Tu ne connaissais pas Huynh Khong An, peu de gens le connaissent, et pourtant, il était avec Guy Môquet, ce 22 octobre 1941, à presque 29 ans, comme patriote vietnamien et membre du parti communiste français, l'un des 21 martyrs à être assassinés à Chateaubriand.
Né à Saigon, dans ce Vietnam que les colonialistes s’obstinaient alors à appeler Indochine, il était venu en France, à Lyon, pour y poursuivre des études. Qu’il réussit brillamment, au point de devenir professeur stagiaire de français. Non sans s’investir à fond dans la vie politique française. Secrétaire des étudiants communistes de la région lyonnaise, il milita beaucoup, en particulier aux côtés de sa compagne Germaine Barjon. En 1939, après l’interdiction du PCF, il participa à la vie clandestine de son Parti.
Nommé au lycée de Versailles, c’est là qu’il fut arrêté en mars ou juin 1941, puis envoyé à Châteaubriant. La suite, tu la connais maintenant.
Pourquoi aurais-je probablement lu cette lettre, d'un illustre inconnu, à la place de celle de Guy Môquet ? Sans doute par esprit de résistance, parce qu'on ne peut pas commémorer la résistance sans faire preuve d'esprit de résistance.
Parce que la présence d’un immigré, d’un colonisé, aux côtés des martyrs français, est aussi un clin d’œil de l’histoire. Et si elle prenait valeur de symbole ?
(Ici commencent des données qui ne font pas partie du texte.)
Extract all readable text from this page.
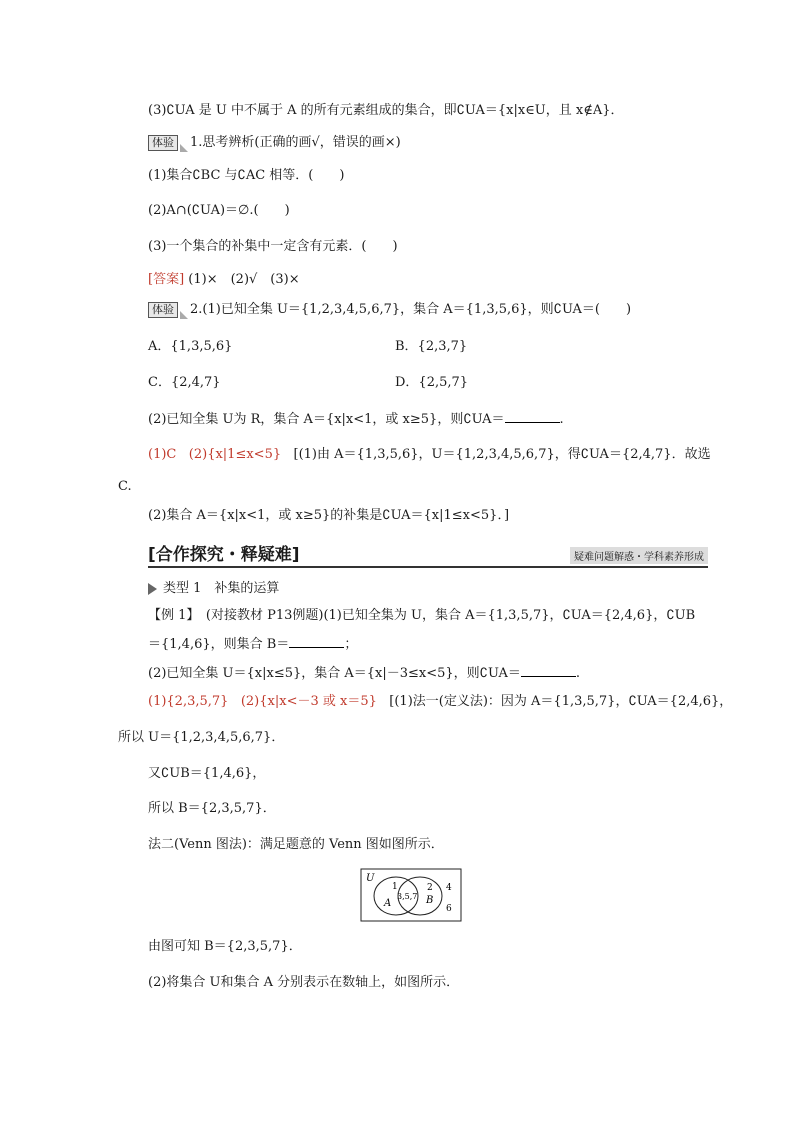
(3)∁UA 是 U 中不属于 A 的所有元素组成的集合，即∁UA＝{x|x∈U，且 x∉A}．
体验 1.思考辨析(正确的画√，错误的画×)
(1)集合∁BC 与∁AC 相等．(　　)
(2)A∩(∁UA)＝∅.(　　)
(3)一个集合的补集中一定含有元素．(　　)
[答案] (1)×　(2)√　(3)×
体验 2.(1)已知全集 U＝{1,2,3,4,5,6,7}，集合 A＝{1,3,5,6}，则∁UA＝(　　)
A．{1,3,5,6}	B．{2,3,7}
C．{2,4,7}	D．{2,5,7}
(2)已知全集 U为 R，集合 A＝{x|x<1，或 x≥5}，则∁UA＝	.
(1)C (2){x|1≤x<5} [(1)由 A＝{1,3,5,6}，U＝{1,2,3,4,5,6,7}，得∁UA＝{2,4,7}．故选
C.
(2)集合 A＝{x|x<1，或 x≥5}的补集是∁UA＝{x|1≤x<5}．]
[合作探究・释疑难]	疑难问题解惑・学科素养形成
类型 1　补集的运算
【例 1】　(对接教材 P13例题)(1)已知全集为 U，集合 A＝{1,3,5,7}，∁UA＝{2,4,6}，∁UB
＝{1,4,6}，则集合 B＝	；
(2)已知全集 U＝{x|x≤5}，集合 A＝{x|－3≤x<5}，则∁UA＝	.
(1){2,3,5,7} (2){x|x<－3 或 x＝5} [(1)法一(定义法)：因为 A＝{1,3,5,7}，∁UA＝{2,4,6}，
所以 U＝{1,2,3,4,5,6,7}．
又∁UB＝{1,4,6}，
所以 B＝{2,3,5,7}．
法二(Venn 图法)：满足题意的 Venn 图如图所示．
U
1
A
3,5,7
2
B
4
6
由图可知 B＝{2,3,5,7}．
(2)将集合 U和集合 A 分别表示在数轴上，如图所示．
Il faut aussi se souvenir que la liste des personnes à fusiller ne fut pas établie par les autorités d'occupation, mais par le régime de Vichy, et plus particulièrement par un certain Pierre Pucheu, ministre de l'Intérieur de Pétain. Un homme qui avait été auparavant patron des forges françaises, et qui avait déclaré cinq ans auparavant, au moment des grèves de 1936 qui conduirent aux congés payés et aux accords de Matignon : "Si les salariés veulent gagner plus, ils n'ont qu'à travailler 50 heures par semaine." Ca laisse songeur...
Dans un article de l'Huma lu vendredi, il y avait ce commentaire de l'historien Alain Ruscio :
"Le régime de Vichy qui a livré les otages ou les nazis qui les ont fusillés ont très certainement considéré avec mépris cet étranger venu se mêler aux terroristes. Lui ont-ils demandé de prouver, par son ADN, le droit de mourir pour la France ?
Il y a, à Paris, au Père-Lachaise, un monument érigé aux martyrs de Châteaubriant. Sous le nom de Huynh Khong An, une simple mention, d’ailleurs anachronique : Annamite.
Je ne suis pas partisan du boycott de la lecture de la lettre de Guy Môquet. Mais lisons également, comme en écho, comme en réponse à la xénophobie qui (re)pointe son mufle, celle de Huynh Khong An, un étranger et notre frère pourtant."